Город стоял на высоком скалистом берегу, с трех сторон окруженный петлей реки Тетерев, что служила ему естественным рвом. Но древляне не полагались только на природу. Весь город был обнесен мощной двойной стеной. Внешняя, более низкая, была сделана из сплошного частокола заостренных бревен. За ней виднелся глубокий, сухой ров, дно которого, как знали ветераны, наверняка было утыкано острыми кольями — "волчьими ямами". А за рвом поднималась главная стена — могучая, в три человеческих роста, срубленная из огромных дубовых бревен, скрепленных железными скобами. По всему периметру стены через равные промежутки возвышались дозорные вышки, на которых тускло поблескивали шлемы и наконечники копий стражников.
Вокруг города кипела работа. Было очевидно, что древляне не сидели сложа руки. Они знали, что Ольга придет. На полях вокруг Искоростеня не было ни коров, ни овец — весь скот был загнан за стены. Жители окрестных деревень тоже, по-видимому, укрылись в городе, превратив его в переполненный, гудящий улей. Группы воинов тренировались на открытом пространстве перед воротами, укрепляли мост, подвозили к стенам камни и бревна. Искоростень не просто ждал. Он готовился драться. Драться насмерть.
Войско Ольги замерло на опушке, скрытое в тени деревьев. Тысячи воинов молча взирали на свою цель. Тишина была тяжелой. Пропали шутки и хвастовство. Даже наглые варяги притихли, с профессиональной оценкой разглядывая укрепления. Все понимали: взять эту крепость будет непросто.
Вскоре на опушку выехала сама княгиня Ольга в сопровождении Свенельда и других старших воевод. Она сидела на своем черном жеребце прямо и неподвижно, как изваяние. Длинный темный плащ скрывал ее фигуру, а на голове был простой кожаный шлем без украшений. Она молча смотрела на город, где убили ее мужа. Ее лицо было, как всегда, бесстрастно, словно вырезанное из слоновой кости. Никто не мог угадать, что творится в ее душе.
Долгое время она просто смотрела. Взгляд ее обводил стены, вышки, ров, оценивая каждый зубец частокола, каждую бойницу. Воеводы ждали позади, не смея прервать ее раздумья. Наконец она заговорила, и ее голос, тихий и лишенный всяких эмоций, прозвучал как лязг задвигаемого засова.
— Крепкая нора, — произнесла она, обращаясь скорее к Свенельду, чем к остальным.
— Крепкая, княгиня, — прохрипел в ответ старый воевода. — Много наших здесь ляжет, если штурмовать в лоб. Потребуются осадные башни, тараны. Это недели подготовки. За это время к ним может подойти помощь от других племен.

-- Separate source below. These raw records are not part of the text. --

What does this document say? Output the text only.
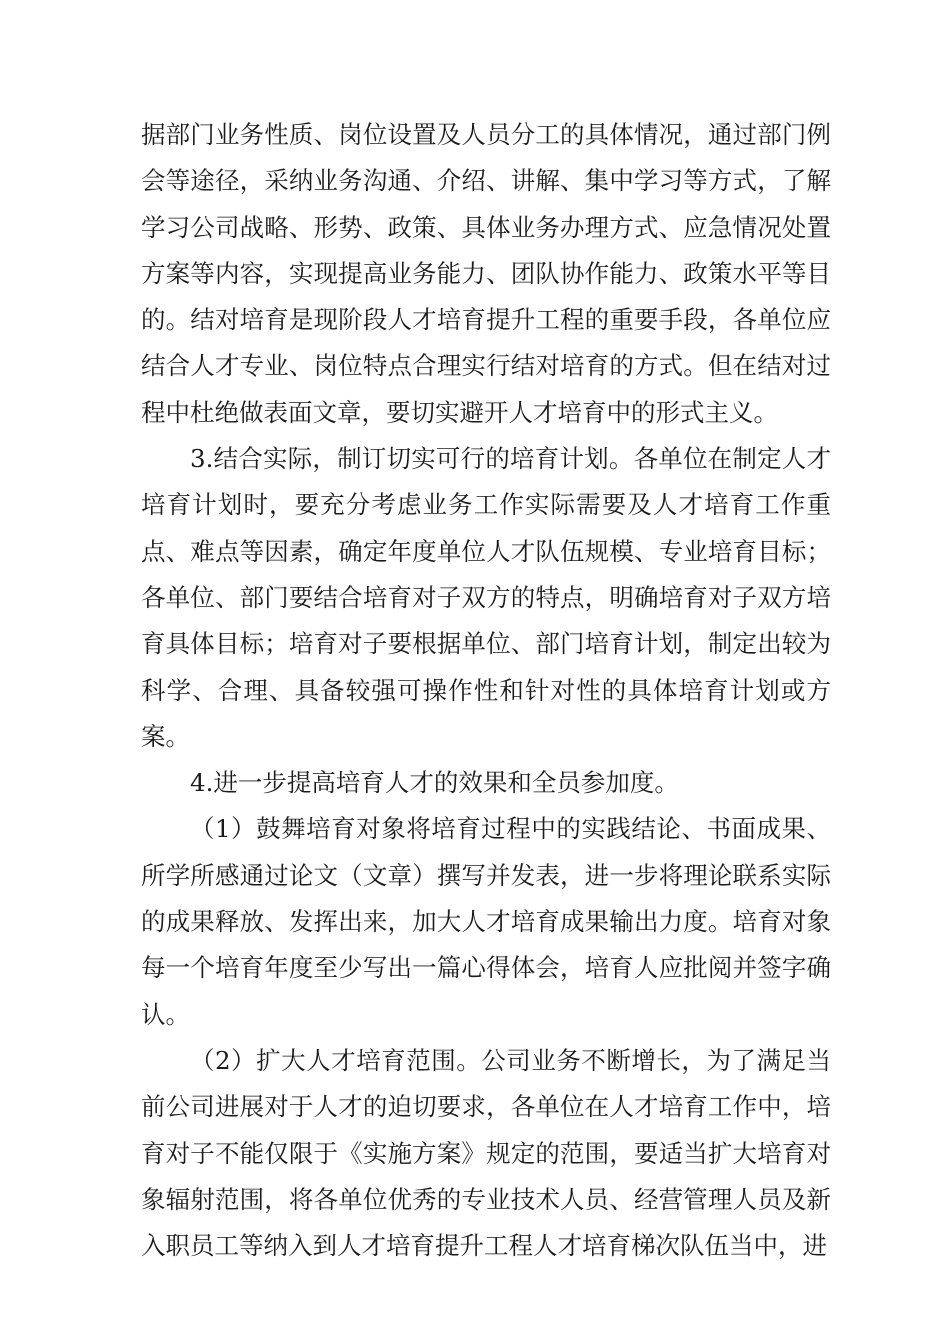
据部门业务性质、岗位设置及人员分工的具体情况，通过部门例会等途径，采纳业务沟通、介绍、讲解、集中学习等方式，了解学习公司战略、形势、政策、具体业务办理方式、应急情况处置方案等内容，实现提高业务能力、团队协作能力、政策水平等目的。结对培育是现阶段人才培育提升工程的重要手段，各单位应结合人才专业、岗位特点合理实行结对培育的方式。但在结对过程中杜绝做表面文章，要切实避开人才培育中的形式主义。

3.结合实际，制订切实可行的培育计划。各单位在制定人才培育计划时，要充分考虑业务工作实际需要及人才培育工作重点、难点等因素，确定年度单位人才队伍规模、专业培育目标；各单位、部门要结合培育对子双方的特点，明确培育对子双方培育具体目标；培育对子要根据单位、部门培育计划，制定出较为科学、合理、具备较强可操作性和针对性的具体培育计划或方案。

4.进一步提高培育人才的效果和全员参加度。

（1）鼓舞培育对象将培育过程中的实践结论、书面成果、所学所感通过论文（文章）撰写并发表，进一步将理论联系实际的成果释放、发挥出来，加大人才培育成果输出力度。培育对象每一个培育年度至少写出一篇心得体会，培育人应批阅并签字确认。

（2）扩大人才培育范围。公司业务不断增长，为了满足当前公司进展对于人才的迫切要求，各单位在人才培育工作中，培育对子不能仅限于《实施方案》规定的范围，要适当扩大培育对象辐射范围，将各单位优秀的专业技术人员、经营管理人员及新入职员工等纳入到人才培育提升工程人才培育梯次队伍当中，进
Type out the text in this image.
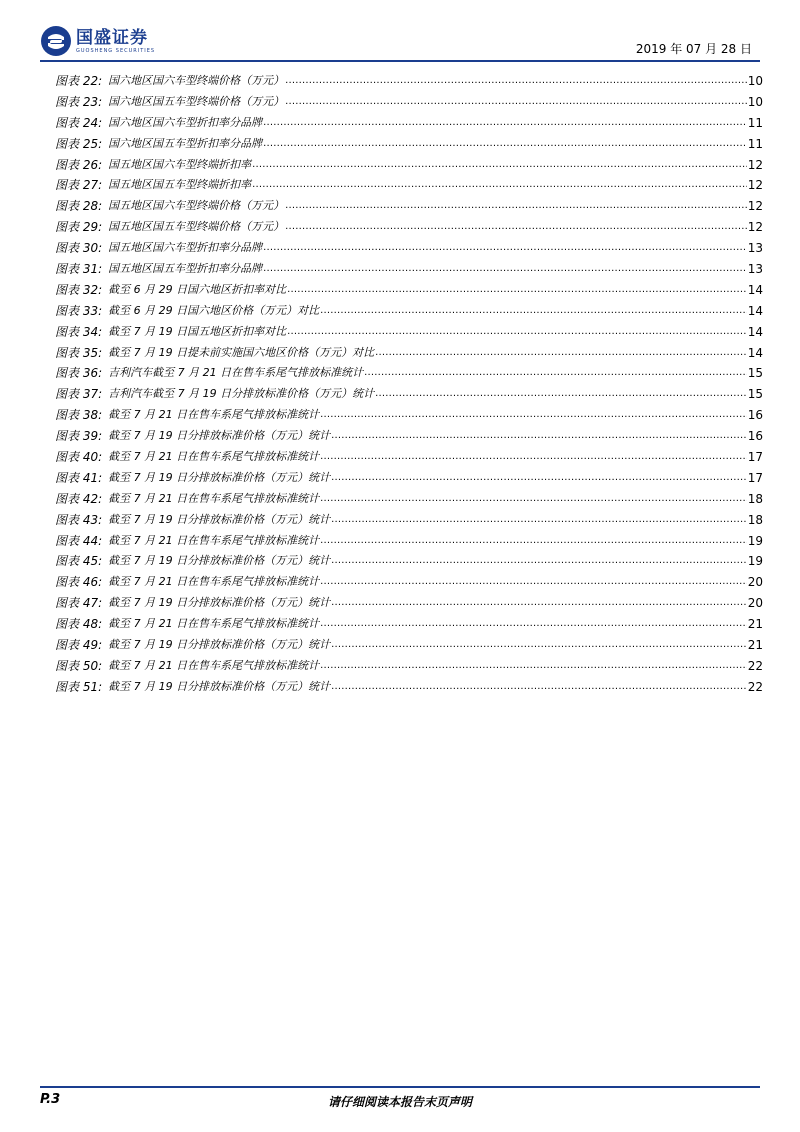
国盛证券
GUOSHENG SECURITIES	2019 年 07 月 28 日
图表 22: 国六地区国六车型终端价格（万元） .....	10
图表 23: 国六地区国五车型终端价格（万元） .....	10
图表 24: 国六地区国六车型折扣率分品牌 .....	11
图表 25: 国六地区国五车型折扣率分品牌 .....	11
图表 26: 国五地区国六车型终端折扣率 .....	12
图表 27: 国五地区国五车型终端折扣率 .....	12
图表 28: 国五地区国六车型终端价格（万元） .....	12
图表 29: 国五地区国五车型终端价格（万元） .....	12
图表 30: 国五地区国六车型折扣率分品牌 .....	13
图表 31: 国五地区国五车型折扣率分品牌 .....	13
图表 32: 截至 6 月 29 日国六地区折扣率对比 .....	14
图表 33: 截至 6 月 29 日国六地区价格（万元）对比 .....	14
图表 34: 截至 7 月 19 日国五地区折扣率对比 .....	14
图表 35: 截至 7 月 19 日提未前实施国六地区价格（万元）对比 .....	14
图表 36: 吉利汽车截至 7 月 21 日在售车系尾气排放标准统计 .....	15
图表 37: 吉利汽车截至 7 月 19 日分排放标准价格（万元）统计 .....	15
图表 38: 截至 7 月 21 日在售车系尾气排放标准统计 .....	16
图表 39: 截至 7 月 19 日分排放标准价格（万元）统计 .....	16
图表 40: 截至 7 月 21 日在售车系尾气排放标准统计 .....	17
图表 41: 截至 7 月 19 日分排放标准价格（万元）统计 .....	17
图表 42: 截至 7 月 21 日在售车系尾气排放标准统计 .....	18
图表 43: 截至 7 月 19 日分排放标准价格（万元）统计 .....	18
图表 44: 截至 7 月 21 日在售车系尾气排放标准统计 .....	19
图表 45: 截至 7 月 19 日分排放标准价格（万元）统计 .....	19
图表 46: 截至 7 月 21 日在售车系尾气排放标准统计 .....	20
图表 47: 截至 7 月 19 日分排放标准价格（万元）统计 .....	20
图表 48: 截至 7 月 21 日在售车系尾气排放标准统计 .....	21
图表 49: 截至 7 月 19 日分排放标准价格（万元）统计 .....	21
图表 50: 截至 7 月 21 日在售车系尾气排放标准统计 .....	22
图表 51: 截至 7 月 19 日分排放标准价格（万元）统计 .....	22
P.3	请仔细阅读本报告末页声明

Ольга медленно кивнула, ее глаза не отрывались от Искоростеня. На ее тонких губах появилась едва заметная, злая складка.
— Я не хочу платить за этот паршивый городишко кровью моих лучших людей. Их жизни стоят дороже, чем все древлянское племя вместе взятое. Кровь древлян мне нужна, это правда. Но кровь моих воинов мне дороже.
Она повернулась в седле, обводя своих воевод холодным, требовательным взглядом.
— Прямого штурма не будет. Пока. Я хочу взять эту нору хитростью. Обманом. Так, чтобы они сами открыли мне ворота и впустили смерть в свои дома.
Ее голос стал тверже, в нем зазвенела сталь.
— Я объявляю свою волю. Думайте. Все, от последнего смерда до первого воеводы. Мне нужна идея. Коварная, дерзкая, неожиданная. Тот, кто подаст мне мысль, как взять этот город с малой кровью для моего войска, получит награду, о которой не смел и мечтать. Я озолочу его. Я дам ему земли и рабов. Имя его войдет в летописи рядом с моим. Думайте! — повторила она, и в ее голосе прозвучал не приказ, а почти шипение. — Иначе нам всем придется удобрять эту землю своими телами.
Сказав это, она развернула коня и уехала вглубь леса, где уже разбивали ее шатер. Воеводы остались, мрачно глядя на неприступные стены Искоростеня. Задача была поставлена. Просто и жестоко. Теперь им предстояло найти ключ к этой крепости. Или же она действительно станет их общей могилой. Яромир, стоявший неподалеку в охране, слышал каждое слово. Он смотрел на могучий город, и в его голове не было ни одной мысли. Только образ маленькой огненной птицы, которая сеяла пожар там, где его никто не ждал. Но тогда он еще не понимал, что это и был ключ, который искала княгиня.
Глава 16: Совет в Шатре
С наступлением сумерек военный лагерь киевлян, раскинувшийся в лесу, превратился в призрачный город, полный приглушенных звуков и теней. Костров было мало, и те были прикрыты. Основная жизнь сосредоточилась в центре лагеря, где в просторном шатре из темного войлока княгиня Ольга собрала военный совет.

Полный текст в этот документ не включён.